I'm using a Canon Rebel T3i DSLR camera ($499.00) and a Canon EF 50mm f1.4 ($379.00) lens in my most recent videos. [Full Disclosure: As an affiliate, I receive compensation if you purchase through these links.]
I won't get into the technical details of how this kind of lens (with a larger aperture) works, but the most important thing to do is make sure that when you equip this lens, that you are in focus. The lens will take care of the rest.
With the Canon, you can flip the lcd screen out and around so you can look at yourself when recording, which is really nice. Move the arrows on the back of the cam until the white focus box is where your face will be—then unless you have someone to push record for you, use a remote, like this one, and you're set. [Full Disclosure: As an affiliate, I receive compensation if you purchase through this link.]
2. How to Add Pop-Up Text to Your Videos
Pop-up text are words that appear on the screen at the same time you say those words and it's a very powerful way to engage your audience and really emphasize those important points of your video.
Do it too much, and it lessens the impact—so use this technique wisely.
Here's a video explaining two methods you can use to create pop-up text on your videos:
3. How to Get an Awesome Intro / Bumper for Your Videos
My biggest request was about how I added the cool little bumper, or SPI branded animation at the beginning of my video:
I wish I was talented enough to say that I created it on my own, but I'm definitely not!
This is all thanks to SplashEO, a relatively new company that was created by my good friend Gideon Shalwick who I believe is the master of online video. If you need professional looking bumpers and other cool things to enhance your videos, SplashEO is definitely my favorite resource.
I don't know why it took 53 videos to finally consider using an intro like this, but I'm very happy with the response.
4. How to DIY Videoscribing
Videoscribing is eye-candy for video viewers.
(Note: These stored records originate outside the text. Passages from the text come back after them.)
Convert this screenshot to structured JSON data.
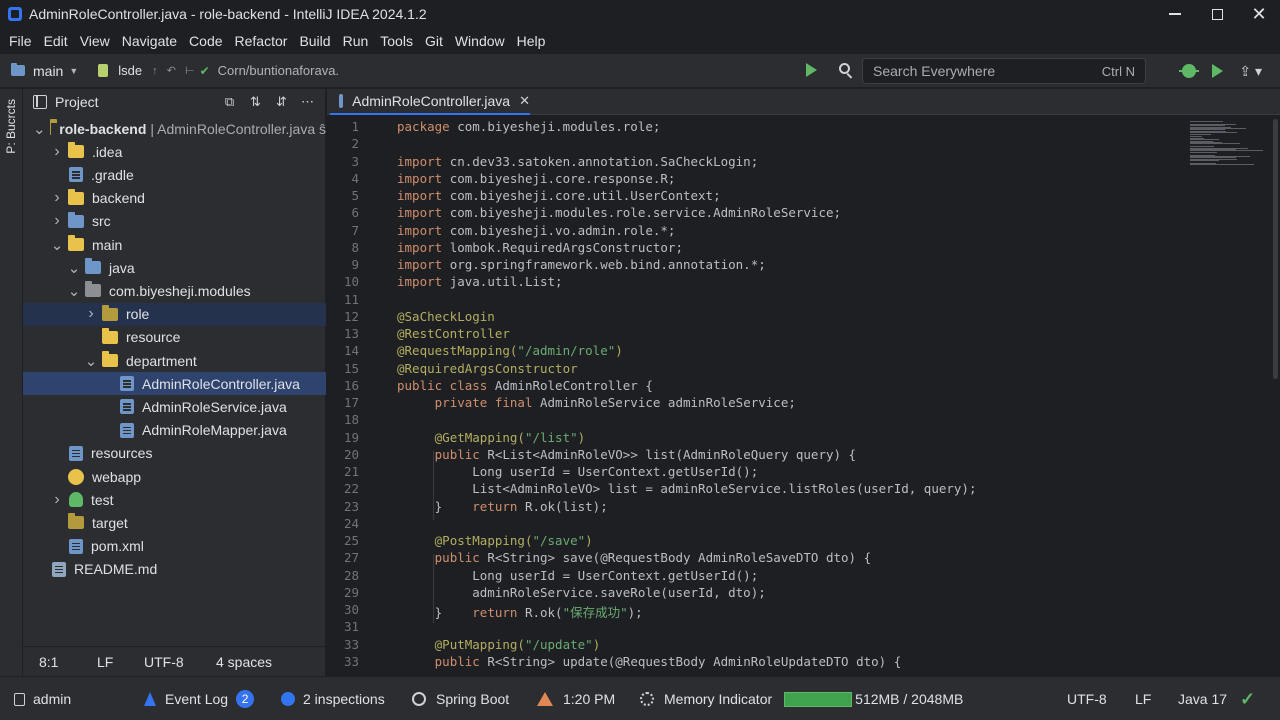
{
  "window": {
    "title": "AdminRoleController.java - role-backend - IntelliJ IDEA 2024.1.2"
  },
  "menu": [
    "File",
    "Edit",
    "View",
    "Navigate",
    "Code",
    "Refactor",
    "Build",
    "Run",
    "Tools",
    "Git",
    "Window",
    "Help"
  ],
  "toolbar": {
    "branch": "main",
    "vcs_label": "lsde",
    "commit_text": "Corn/buntionaforava.",
    "search_placeholder": "Search Everywhere",
    "search_shortcut": "Ctrl N"
  },
  "left_strip": {
    "label": "P: Bucrcts"
  },
  "project": {
    "title": "Project",
    "tree": [
      {
        "label": "role-backend",
        "sub": "| AdminRoleController.java ŝ",
        "depth": 0,
        "expanded": true,
        "icon": "folder-olive",
        "bold": true
      },
      {
        "label": ".idea",
        "depth": 1,
        "expanded": false,
        "icon": "folder"
      },
      {
        "label": ".gradle",
        "depth": 1,
        "leaf": true,
        "icon": "file-gradle"
      },
      {
        "label": "backend",
        "depth": 1,
        "expanded": false,
        "icon": "folder"
      },
      {
        "label": "src",
        "depth": 1,
        "expanded": false,
        "icon": "folder-blue"
      },
      {
        "label": "main",
        "depth": 1,
        "expanded": true,
        "icon": "folder"
      },
      {
        "label": "java",
        "depth": 2,
        "expanded": true,
        "icon": "folder-blue"
      },
      {
        "label": "com.biyesheji.modules",
        "depth": 2,
        "expanded": true,
        "icon": "folder-gray"
      },
      {
        "label": "role",
        "depth": 3,
        "expanded": false,
        "icon": "folder-olive",
        "selected": "light"
      },
      {
        "label": "resource",
        "depth": 3,
        "leaf": true,
        "icon": "folder"
      },
      {
        "label": "department",
        "depth": 3,
        "expanded": true,
        "icon": "folder"
      },
      {
        "label": "AdminRoleController.java",
        "depth": 4,
        "leaf": true,
        "icon": "file-java",
        "selected": "strong"
      },
      {
        "label": "AdminRoleService.java",
        "depth": 4,
        "leaf": true,
        "icon": "file-java"
      },
      {
        "label": "AdminRoleMapper.java",
        "depth": 4,
        "leaf": true,
        "icon": "file-java"
      },
      {
        "label": "resources",
        "depth": 1,
        "leaf": true,
        "icon": "file-java"
      },
      {
        "label": "webapp",
        "depth": 1,
        "leaf": true,
        "icon": "gear"
      },
      {
        "label": "test",
        "depth": 1,
        "expanded": false,
        "icon": "test"
      },
      {
        "label": "target",
        "depth": 1,
        "leaf": true,
        "icon": "folder-olive"
      },
      {
        "label": "pom.xml",
        "depth": 1,
        "leaf": true,
        "icon": "file-java"
      },
      {
        "label": "README.md",
        "depth": 0,
        "leaf": true,
        "icon": "file-md"
      }
    ],
    "status": {
      "position": "8:1",
      "line_sep": "LF",
      "encoding": "UTF-8",
      "indent": "4 spaces"
    }
  },
  "editor": {
    "tab_label": "AdminRoleController.java",
    "lines": [
      {
        "n": "1",
        "tokens": [
          [
            "kw",
            "package "
          ],
          [
            "",
            "com.biyesheji.modules.role;"
          ]
        ]
      },
      {
        "n": "2",
        "tokens": []
      },
      {
        "n": "3",
        "tokens": [
          [
            "kw",
            "import "
          ],
          [
            "",
            "cn.dev33.satoken.annotation.SaCheckLogin;"
          ]
        ]
      },
      {
        "n": "4",
        "tokens": [
          [
            "kw",
            "import "
          ],
          [
            "",
            "com.biyesheji.core.response.R;"
          ]
        ]
      },
      {
        "n": "5",
        "tokens": [
          [
            "kw",
            "import "
          ],
          [
            "",
            "com.biyesheji.core.util.UserContext;"
          ]
        ]
      },
      {
        "n": "6",
        "tokens": [
          [
            "kw",
            "import "
          ],
          [
            "",
            "com.biyesheji.modules.role.service.AdminRoleService;"
          ]
        ]
      },
      {
        "n": "7",
        "tokens": [
          [
            "kw",
            "import "
          ],
          [
            "",
            "com.biyesheji.vo.admin.role.*;"
          ]
        ]
      },
      {
        "n": "8",
        "tokens": [
          [
            "kw",
            "import "
          ],
          [
            "",
            "lombok.RequiredArgsConstructor;"
          ]
        ]
      },
      {
        "n": "9",
        "tokens": [
          [
            "kw",
            "import "
          ],
          [
            "",
            "org.springframework.web.bind.annotation.*;"
          ]
        ]
      },
      {
        "n": "10",
        "tokens": [
          [
            "kw",
            "import "
          ],
          [
            "",
            "java.util.List;"
          ]
        ]
      },
      {
        "n": "11",
        "tokens": []
      },
      {
        "n": "12",
        "tokens": [
          [
            "an",
            "@SaCheckLogin"
          ]
        ]
      },
      {
        "n": "13",
        "tokens": [
          [
            "an",
            "@RestController"
          ]
        ]
      },
      {
        "n": "14",
        "tokens": [
          [
            "an",
            "@RequestMapping("
          ],
          [
            "st",
            "\"/admin/role\""
          ],
          [
            "an",
            ")"
          ]
        ]
      },
      {
        "n": "15",
        "tokens": [
          [
            "an",
            "@RequiredArgsConstructor"
          ]
        ]
      },
      {
        "n": "16",
        "tokens": [
          [
            "kw",
            "public class "
          ],
          [
            "",
            "AdminRoleController {"
          ]
        ]
      },
      {
        "n": "17",
        "tokens": [
          [
            "",
            "     "
          ],
          [
            "kw",
            "private final "
          ],
          [
            "",
            "AdminRoleService adminRoleService;"
          ]
        ]
      },
      {
        "n": "18",
        "tokens": []
      },
      {
        "n": "19",
        "tokens": [
          [
            "",
            "     "
          ],
          [
            "an",
            "@GetMapping("
          ],
          [
            "st",
            "\"/list\""
          ],
          [
            "an",
            ")"
          ]
        ]
      },
      {
        "n": "20",
        "tokens": [
          [
            "",
            "     "
          ],
          [
            "kw",
            "public "
          ],
          [
            "",
            "R<List<AdminRoleVO>> list(AdminRoleQuery query) {"
          ]
        ]
      },
      {
        "n": "21",
        "tokens": [
          [
            "",
            "          Long userId = UserContext.getUserId();"
          ]
        ]
      },
      {
        "n": "22",
        "tokens": [
          [
            "",
            "          List<AdminRoleVO> list = adminRoleService.listRoles(userId, query);"
          ]
        ]
      },
      {
        "n": "23",
        "tokens": [
          [
            "",
            "     }    "
          ],
          [
            "kw",
            "return "
          ],
          [
            "",
            "R.ok(list);"
          ]
        ]
      },
      {
        "n": "24",
        "tokens": []
      },
      {
        "n": "25",
        "tokens": [
          [
            "",
            "     "
          ],
          [
            "an",
            "@PostMapping("
          ],
          [
            "st",
            "\"/save\""
          ],
          [
            "an",
            ")"
          ]
        ]
      },
      {
        "n": "27",
        "tokens": [
          [
            "",
            "     "
          ],
          [
            "kw",
            "public "
          ],
          [
            "",
            "R<String> save(@RequestBody AdminRoleSaveDTO dto) {"
          ]
        ]
      },
      {
        "n": "28",
        "tokens": [
          [
            "",
            "          Long userId = UserContext.getUserId();"
          ]
        ]
      },
      {
        "n": "29",
        "tokens": [
          [
            "",
            "          adminRoleService.saveRole(userId, dto);"
          ]
        ]
      },
      {
        "n": "30",
        "tokens": [
          [
            "",
            "     }    "
          ],
          [
            "kw",
            "return "
          ],
          [
            "",
            "R.ok("
          ],
          [
            "st",
            "\"保存成功\""
          ],
          [
            "",
            ");"
          ]
        ]
      },
      {
        "n": "31",
        "tokens": []
      },
      {
        "n": "33",
        "tokens": [
          [
            "",
            "     "
          ],
          [
            "an",
            "@PutMapping("
          ],
          [
            "st",
            "\"/update\""
          ],
          [
            "an",
            ")"
          ]
        ]
      },
      {
        "n": "33",
        "tokens": [
          [
            "",
            "     "
          ],
          [
            "kw",
            "public "
          ],
          [
            "",
            "R<String> update(@RequestBody AdminRoleUpdateDTO dto) {"
          ]
        ]
      }
    ]
  },
  "statusbar": {
    "user": "admin",
    "event_log": "Event Log",
    "event_count": "2",
    "inspections": "2 inspections",
    "spring": "Spring Boot",
    "time": "1:20 PM",
    "memory_label": "Memory Indicator",
    "memory_value": "512MB / 2048MB",
    "memory_fraction": 0.25,
    "encoding": "UTF-8",
    "line_sep": "LF",
    "java": "Java 17"
  }
}
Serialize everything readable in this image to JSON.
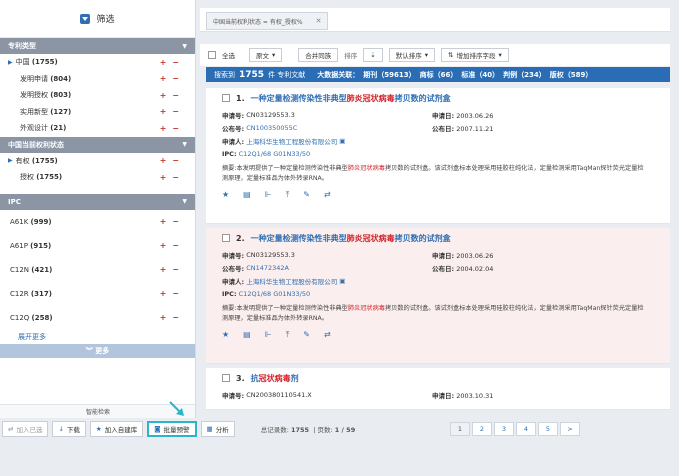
{
  "sidebar": {
    "filter_label": "筛选",
    "sections": [
      {
        "title": "专利类型",
        "items": [
          {
            "label": "中国",
            "count": "(1755)",
            "sub": false
          },
          {
            "label": "发明申请",
            "count": "(804)",
            "sub": true
          },
          {
            "label": "发明授权",
            "count": "(803)",
            "sub": true
          },
          {
            "label": "实用新型",
            "count": "(127)",
            "sub": true
          },
          {
            "label": "外观设计",
            "count": "(21)",
            "sub": true
          }
        ]
      },
      {
        "title": "中国当前权利状态",
        "items": [
          {
            "label": "有权",
            "count": "(1755)",
            "sub": false
          },
          {
            "label": "授权",
            "count": "(1755)",
            "sub": true
          }
        ]
      }
    ],
    "ipc": {
      "title": "IPC",
      "items": [
        {
          "label": "A61K",
          "count": "(999)"
        },
        {
          "label": "A61P",
          "count": "(915)"
        },
        {
          "label": "C12N",
          "count": "(421)"
        },
        {
          "label": "C12R",
          "count": "(317)"
        },
        {
          "label": "C12Q",
          "count": "(258)"
        }
      ]
    },
    "expand_more": "展开更多",
    "more_label": "更多",
    "footer_label": "智能检索"
  },
  "tab": {
    "label": "中国当前权利状态 = 有权_授权%"
  },
  "toolbar": {
    "select_all": "全选",
    "view_mode": "原文",
    "merge_family": "合并同族",
    "sort_label": "排序",
    "sort_value": "默认排序",
    "add_sort_field": "增加排序字段"
  },
  "stats": {
    "search_prefix": "搜索到",
    "count": "1755",
    "type_label": "件 专利文献",
    "related_label": "大数据关联：",
    "aggregates": [
      {
        "label": "期刊",
        "value": "59613"
      },
      {
        "label": "商标",
        "value": "66"
      },
      {
        "label": "标准",
        "value": "40"
      },
      {
        "label": "判例",
        "value": "234"
      },
      {
        "label": "版权",
        "value": "589"
      }
    ]
  },
  "results": [
    {
      "index": "1.",
      "title_pre": "一种定量检测传染性非典型",
      "title_hl": "肺炎冠状病毒",
      "title_post": "拷贝数的试剂盒",
      "app_no_label": "申请号:",
      "app_no": "CN03129553.3",
      "app_date_label": "申请日:",
      "app_date": "2003.06.26",
      "pub_no_label": "公布号:",
      "pub_no": "CN100350055C",
      "pub_date_label": "公布日:",
      "pub_date": "2007.11.21",
      "applicant_label": "申请人:",
      "applicant": "上海科华生物工程股份有限公司",
      "ipc_label": "IPC:",
      "ipc": "C12Q1/68 G01N33/50",
      "abstract_label": "摘要:",
      "abstract_pre": "本发明提供了一种定量检测传染性非典型",
      "abstract_hl": "肺炎冠状病毒",
      "abstract_post": "拷贝数的试剂盒。该试剂盒标本处理采用硅胶柱纯化法，定量检测采用TaqMan探针荧光定量检测原理，定量标准品为体外转录RNA。"
    },
    {
      "index": "2.",
      "title_pre": "一种定量检测传染性非典型",
      "title_hl": "肺炎冠状病毒",
      "title_post": "拷贝数的试剂盒",
      "app_no_label": "申请号:",
      "app_no": "CN03129553.3",
      "app_date_label": "申请日:",
      "app_date": "2003.06.26",
      "pub_no_label": "公布号:",
      "pub_no": "CN1472342A",
      "pub_date_label": "公布日:",
      "pub_date": "2004.02.04",
      "applicant_label": "申请人:",
      "applicant": "上海科华生物工程股份有限公司",
      "ipc_label": "IPC:",
      "ipc": "C12Q1/68 G01N33/50",
      "abstract_label": "摘要:",
      "abstract_pre": "本发明提供了一种定量检测传染性非典型",
      "abstract_hl": "肺炎冠状病毒",
      "abstract_post": "拷贝数的试剂盒。该试剂盒标本处理采用硅胶柱纯化法，定量检测采用TaqMan探针荧光定量检测原理，定量标准品为体外转录RNA。"
    },
    {
      "index": "3.",
      "title_pre": "抗",
      "title_hl": "冠状病毒",
      "title_post": "剂",
      "app_no_label": "申请号:",
      "app_no": "CN200380110541.X",
      "app_date_label": "申请日:",
      "app_date": "2003.10.31"
    }
  ],
  "bottom": {
    "add_selected": "加入已选",
    "download": "下载",
    "add_library": "加入自建库",
    "batch_alert": "批量预警",
    "analysis": "分析",
    "total_label": "总记录数:",
    "total": "1755",
    "pages_label": "页数:",
    "pages_value": "1 / 59",
    "page_buttons": [
      "1",
      "2",
      "3",
      "4",
      "5",
      ">"
    ]
  },
  "colors": {
    "accent": "#2a6db5",
    "highlight": "#d0252c",
    "callout": "#2ab6c8"
  }
}
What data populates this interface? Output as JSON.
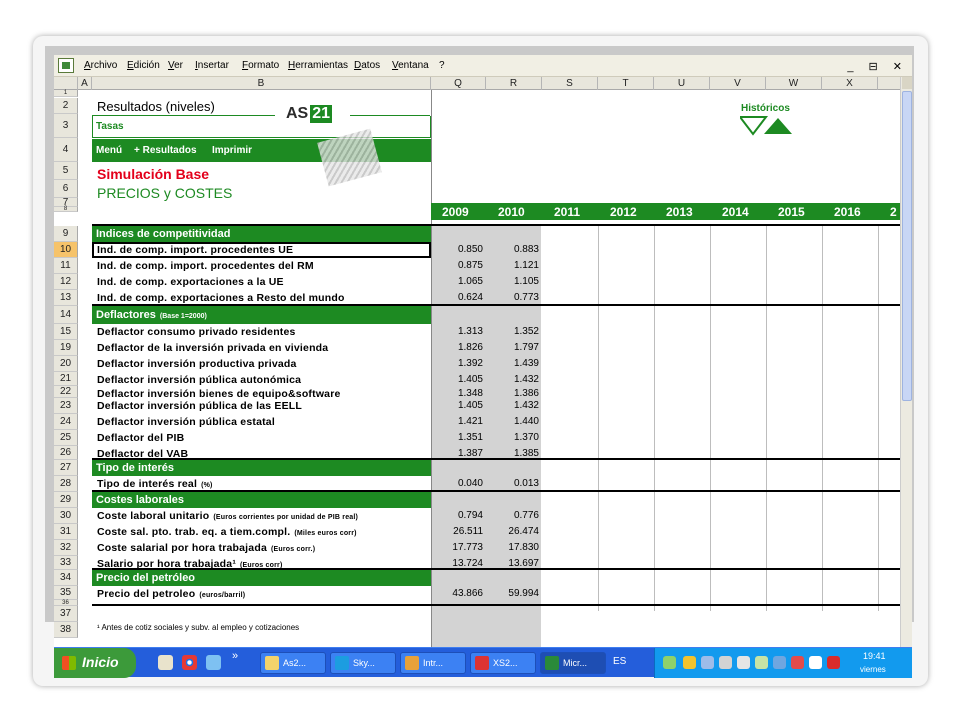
{
  "menu": {
    "items": [
      "Archivo",
      "Edición",
      "Ver",
      "Insertar",
      "Formato",
      "Herramientas",
      "Datos",
      "Ventana",
      "?"
    ],
    "window_controls": "_ ⊟ ✕"
  },
  "columns": [
    "A",
    "B",
    "Q",
    "R",
    "S",
    "T",
    "U",
    "V",
    "W",
    "X"
  ],
  "header": {
    "results_title": "Resultados (niveles)",
    "logo_text": "AS",
    "logo_digits": "21",
    "tasas": "Tasas",
    "menu_label": "Menú",
    "resultados_label": "+ Resultados",
    "imprimir_label": "Imprimir",
    "simulacion": "Simulación Base",
    "precios": "PRECIOS y COSTES",
    "historicos": "Históricos"
  },
  "years": [
    "2009",
    "2010",
    "2011",
    "2012",
    "2013",
    "2014",
    "2015",
    "2016",
    "2"
  ],
  "row_numbers": [
    "1",
    "2",
    "3",
    "4",
    "5",
    "6",
    "7",
    "8",
    "9",
    "10",
    "11",
    "12",
    "13",
    "14",
    "15",
    "19",
    "20",
    "21",
    "22",
    "23",
    "24",
    "25",
    "26",
    "27",
    "28",
    "29",
    "30",
    "31",
    "32",
    "33",
    "34",
    "35",
    "36",
    "37",
    "38"
  ],
  "sections": [
    {
      "title": "Indices de competitividad"
    },
    {
      "title": "Deflactores",
      "note": "(Base 1=2000)"
    },
    {
      "title": "Tipo de interés"
    },
    {
      "title": "Costes laborales"
    },
    {
      "title": "Precio del petróleo"
    }
  ],
  "rows": [
    {
      "label": "Ind. de comp. import. procedentes UE",
      "note": "",
      "q": "0.850",
      "r": "0.883"
    },
    {
      "label": "Ind. de comp. import. procedentes del RM",
      "note": "",
      "q": "0.875",
      "r": "1.121"
    },
    {
      "label": "Ind. de comp. exportaciones a la UE",
      "note": "",
      "q": "1.065",
      "r": "1.105"
    },
    {
      "label": "Ind. de comp. exportaciones a Resto del mundo",
      "note": "",
      "q": "0.624",
      "r": "0.773"
    },
    {
      "label": "Deflactor consumo privado residentes",
      "note": "",
      "q": "1.313",
      "r": "1.352"
    },
    {
      "label": "Deflactor de la inversión privada en vivienda",
      "note": "",
      "q": "1.826",
      "r": "1.797"
    },
    {
      "label": "Deflactor inversión productiva privada",
      "note": "",
      "q": "1.392",
      "r": "1.439"
    },
    {
      "label": "Deflactor inversión pública autonómica",
      "note": "",
      "q": "1.405",
      "r": "1.432"
    },
    {
      "label": "Deflactor inversión bienes de equipo&software",
      "note": "",
      "q": "1.348",
      "r": "1.386"
    },
    {
      "label": "Deflactor inversión pública de las EELL",
      "note": "",
      "q": "1.405",
      "r": "1.432"
    },
    {
      "label": "Deflactor inversión pública estatal",
      "note": "",
      "q": "1.421",
      "r": "1.440"
    },
    {
      "label": "Deflactor del PIB",
      "note": "",
      "q": "1.351",
      "r": "1.370"
    },
    {
      "label": "Deflactor del VAB",
      "note": "",
      "q": "1.387",
      "r": "1.385"
    },
    {
      "label": "Tipo de interés real",
      "note": "(%)",
      "q": "0.040",
      "r": "0.013"
    },
    {
      "label": "Coste laboral unitario",
      "note": "(Euros corrientes por unidad de PIB real)",
      "q": "0.794",
      "r": "0.776"
    },
    {
      "label": "Coste sal. pto. trab. eq. a tiem.compl.",
      "note": "(Miles euros corr)",
      "q": "26.511",
      "r": "26.474"
    },
    {
      "label": "Coste salarial por hora trabajada",
      "note": "(Euros corr.)",
      "q": "17.773",
      "r": "17.830"
    },
    {
      "label": "Salario por hora trabajada¹",
      "note": "(Euros corr)",
      "q": "13.724",
      "r": "13.697"
    },
    {
      "label": "Precio del petroleo",
      "note": "(euros/barril)",
      "q": "43.866",
      "r": "59.994"
    }
  ],
  "footnote": "¹ Antes de cotiz sociales y subv. al empleo y cotizaciones",
  "taskbar": {
    "start": "Inicio",
    "chevron": "»",
    "tasks": [
      "As2...",
      "Sky...",
      "Intr...",
      "XS2...",
      "Micr..."
    ],
    "lang": "ES",
    "time": "19:41",
    "day": "viernes"
  },
  "colors": {
    "green": "#1d8a22",
    "title_red": "#e3001b",
    "selected_row": "#f6c36a",
    "taskbar": "#245edb"
  }
}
My first experience with this was in 2010 when a viral video hit my Facebook feed—a lecture called The Surprising Truth About What Motivates Us.
The content was pretty interesting, but what was special was what was shown in the video as this lecture was being spoken.
I've embedded the video for you below, but I warn you—it's hard to stop watching once you start:
The sped up writing and drawing is just really really cool, and definitely keeps my attention the entire time.
I'm not an artist like the professionals who make these videos for a living, but I improvised a DIY way to get the same effect using my electronic white board technique.
I break it down for you in the video below:
The Blooper Intros
And finally, as promised, I created a quick blooper video of some funny moments that my son and I had together. Good times! 🙂
I hope you enjoy these video marketing tips (and the bloopers), and have an awesome day!